Onderzoek laat zien hoeveel vezels we moeten eten om ziekten te voorkomen

Een nieuwe meta-analyse onderzoekt 40 jaar aan onderzoek in een poging om de ideale hoeveelheid vezels te vinden die we zouden moeten consumeren om chronische ziekten en vroegtijdige sterfte te voorkomen.

Volkoren granen en fruit zijn uitstekende bronnen van vezels.

Onderzoekers en volksgezondheidsorganisaties hebben de voordelen van het eten van vezels al lang geprezen, maar hoeveel vezels moeten we precies consumeren?

Deze vraag heeft de Wereldgezondheidsorganisatie (WHO) ertoe aangezet om een ​​nieuwe studie te laten uitvoeren. De resultaten verschijnen in het dagboek The Lancet.

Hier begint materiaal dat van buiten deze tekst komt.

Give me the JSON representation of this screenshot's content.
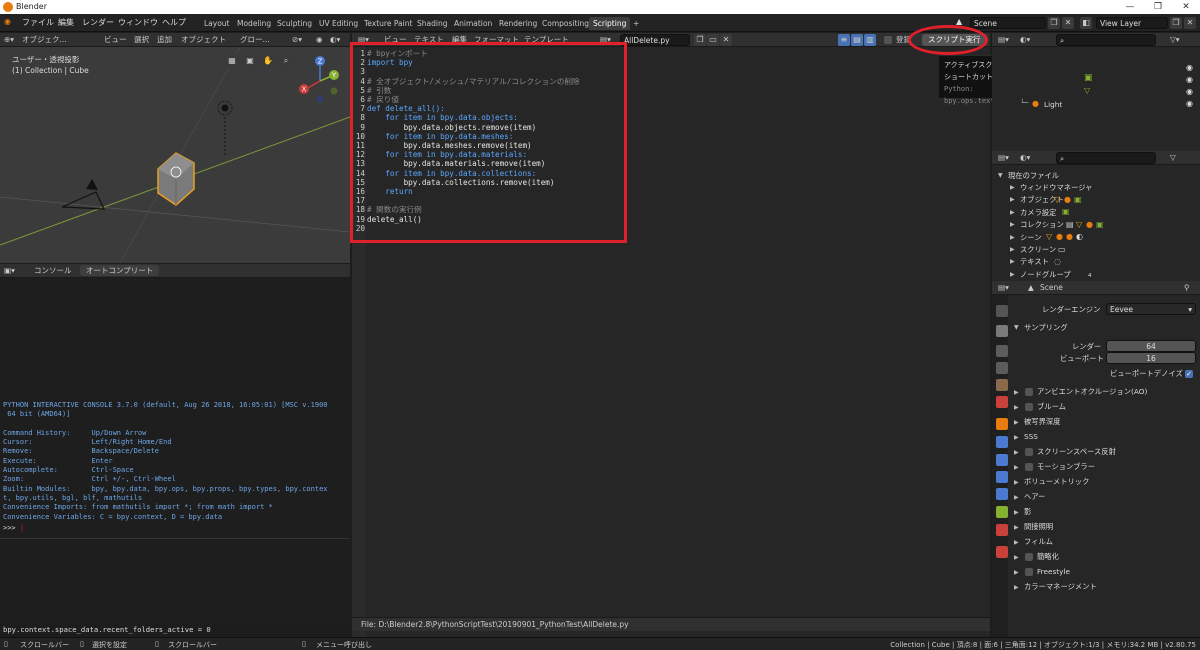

Het nieuwe onderzoek was bedoeld om te helpen bij het ontwikkelen van nieuwe richtlijnen voor de consumptie van voedingsvezels, en om te onthullen welke koolhydraten het meest beschermen tegen niet-overdraagbare ziekten en gewichtstoename kunnen voorkomen.

Niet-overdraagbare ziekten worden ook wel chronische ziekten genoemd. Ze duren meestal lang en vorderen langzaam. Volgens de WHO zijn er "vier hoofdtypen van niet-overdraagbare ziekten:" hart- en vaatziekten, kanker, chronische aandoeningen van de luchtwegen en diabetes.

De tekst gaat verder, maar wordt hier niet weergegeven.